Comme cette relativisation reste par la suite implicite dans les équivalences-
T, telles que Tarski les formule, ce point est aisément oublié.
Nul n’aurait l’idée de nier une équivalence-T comme le (trop) fameux bi-
conditionnel:
“La neige est blanche” est vrai si et seulement si la neige est blanche.
Le problème est plutôt de comprendre le statut logique de cette équivalence.

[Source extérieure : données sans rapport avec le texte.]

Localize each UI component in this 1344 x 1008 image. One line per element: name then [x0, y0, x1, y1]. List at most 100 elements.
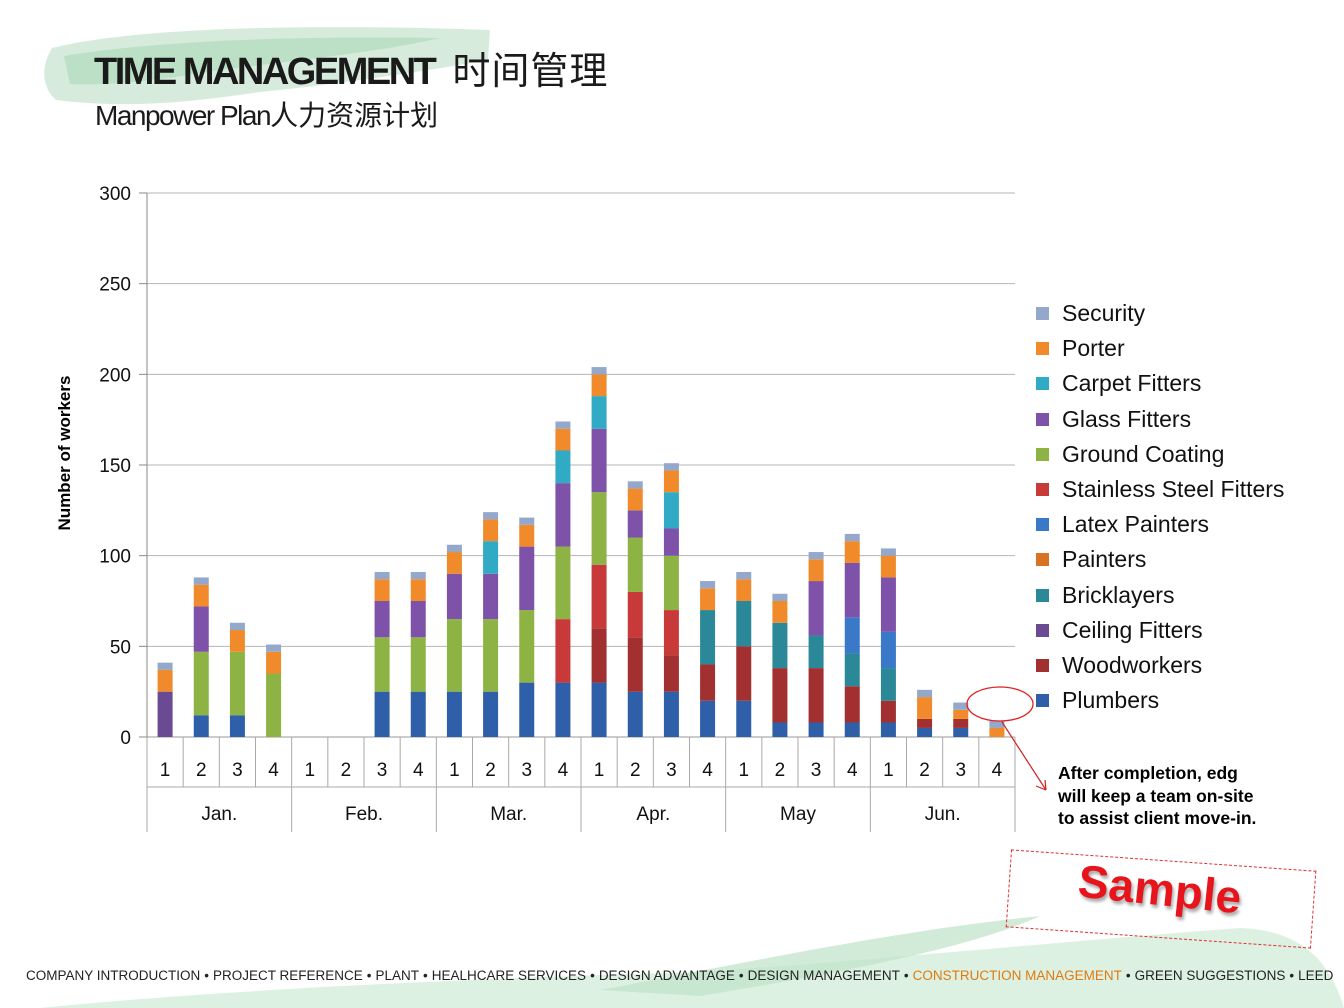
page-subtitle: Manpower Plan人力资源计划 [95, 99, 439, 132]
y-tick-label: 300 [99, 184, 131, 205]
legend-item: Plumbers [1036, 683, 1284, 718]
bar-segment [519, 546, 535, 611]
legend-swatch [1036, 588, 1049, 602]
bar-segment [591, 428, 607, 493]
bar-segment [410, 601, 426, 638]
bar-segment [627, 591, 643, 638]
bar-segment [374, 637, 390, 692]
x-tick-label: 3 [811, 760, 822, 781]
bar-segment [663, 610, 679, 656]
legend-label: Porter [1062, 335, 1125, 362]
footer-nav-item[interactable]: DESIGN ADVANTAGE [598, 968, 735, 983]
bar-segment [229, 715, 245, 737]
bar-segment [663, 492, 679, 529]
bar-segment [591, 564, 607, 629]
bar-segment [483, 573, 499, 620]
x-group-label: Mar. [490, 804, 527, 825]
footer-separator: • [1125, 968, 1131, 983]
bar-segment [844, 562, 860, 618]
completion-note: After completion, edg will keep a team o… [1058, 763, 1257, 828]
legend-swatch [1036, 307, 1049, 321]
page-title: TIME MANAGEMENT 时间管理 [94, 49, 609, 93]
bar-segment [808, 581, 824, 636]
x-group-label: Jan. [201, 804, 237, 825]
footer-nav-item[interactable]: PROJECT REFERENCE [213, 968, 363, 983]
bar-segment [555, 428, 571, 451]
footer-separator: • [1289, 968, 1295, 983]
x-tick-label: 1 [160, 760, 171, 781]
legend-swatch [1036, 412, 1049, 426]
callout-ellipse [966, 686, 1034, 722]
bar-segment [519, 682, 535, 737]
bar-segment [844, 617, 860, 654]
legend-label: Ceiling Fitters [1062, 616, 1203, 643]
bar-segment [374, 691, 390, 737]
bar-segment [880, 555, 896, 578]
bar-segment [808, 559, 824, 582]
legend-item: Woodworkers [1036, 648, 1284, 683]
legend-swatch [1036, 694, 1049, 708]
bar-segment [989, 727, 1005, 737]
legend-label: Carpet Fitters [1062, 370, 1202, 397]
legend-label: Woodworkers [1062, 651, 1203, 678]
bar-segment [229, 630, 245, 652]
bar-segment [917, 697, 933, 719]
bar-segment [555, 483, 571, 547]
bar-segment [663, 555, 679, 611]
x-tick-label: 3 [232, 760, 243, 781]
bar-segment [374, 601, 390, 638]
footer-nav-item[interactable]: DESIGN MANAGEMENT [747, 968, 900, 983]
footer-nav-item[interactable]: PLANT [375, 968, 420, 983]
bar-segment [193, 606, 209, 652]
footer-nav-item[interactable]: COMPANY INTRODUCTION [26, 968, 201, 983]
bar-segment [483, 619, 499, 692]
legend-swatch [1036, 483, 1049, 497]
bar-segment [591, 396, 607, 429]
bar-segment [446, 573, 462, 620]
bar-segment [700, 581, 716, 589]
x-tick-label: 1 [304, 760, 315, 781]
bar-segment [555, 682, 571, 737]
legend-swatch [1036, 623, 1049, 637]
y-axis-label: Number of workers [55, 376, 74, 531]
bar-segment [953, 702, 969, 710]
legend-item: Painters [1036, 542, 1284, 577]
bar-segment [808, 668, 824, 723]
footer-nav-item[interactable]: LEED [1298, 968, 1334, 983]
bar-segment [483, 519, 499, 542]
bar-segment [591, 492, 607, 565]
bar-segment [700, 700, 716, 737]
x-tick-label: 1 [449, 760, 460, 781]
bar-segment [446, 691, 462, 737]
x-tick-label: 1 [883, 760, 894, 781]
footer-nav-item[interactable]: GREEN SUGGESTIONS [1134, 968, 1286, 983]
x-tick-label: 3 [377, 760, 388, 781]
legend-item: Ceiling Fitters [1036, 613, 1284, 648]
bar-segment [736, 646, 752, 701]
bar-segment [229, 622, 245, 631]
footer-nav-item[interactable]: CONSTRUCTION MANAGEMENT [912, 968, 1122, 983]
footer-nav-item[interactable]: HEALHCARE SERVICES [431, 968, 587, 983]
bar-segment [989, 720, 1005, 728]
x-tick-label: 2 [630, 760, 641, 781]
bar-segment [917, 689, 933, 698]
bar-segment [700, 664, 716, 701]
bar-segment [555, 619, 571, 683]
bar-segment [591, 367, 607, 375]
bar-segment [591, 682, 607, 737]
legend-label: Bricklayers [1062, 581, 1175, 608]
legend-swatch [1036, 377, 1049, 391]
bar-segment [663, 691, 679, 737]
legend-item: Latex Painters [1036, 507, 1284, 542]
bar-segment [663, 655, 679, 692]
footer-separator: • [204, 968, 209, 983]
bar-segment [880, 722, 896, 737]
bar-segment [193, 577, 209, 585]
legend-label: Ground Coating [1062, 440, 1225, 467]
callout-arrow [1001, 721, 1047, 791]
bar-segment [917, 727, 933, 737]
x-tick-label: 2 [341, 760, 352, 781]
y-tick-label: 200 [99, 365, 131, 386]
bar-segment [374, 571, 390, 580]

Tarski parle d’“explication” d’expressions du type “X est vrai”, de “définition
partielle de la vérité”, et affirme en 1944 que deux énoncés de la forme:
“ “p” est vrai”, et “p”,
sont équivalents, sans autre précision concernant leur relation logique. La
convention T ajoute que toute définition d’un prédicat formel de vérité doit
entraîner à titre de conséquences logiques les équivalences correspondantes
pour le prédicat défini (disons “V(x)”). Tarski aurait-il accepté d’en conclure
qu’il s’agit d’énoncés logiquement équivalents, puisque leur équivalence dé-
coule d’une définition? En 1969, dans “Truth and Proof ”, il est plus explicite:
une équivalence T concernant l’adjectif ordinaire “vrai”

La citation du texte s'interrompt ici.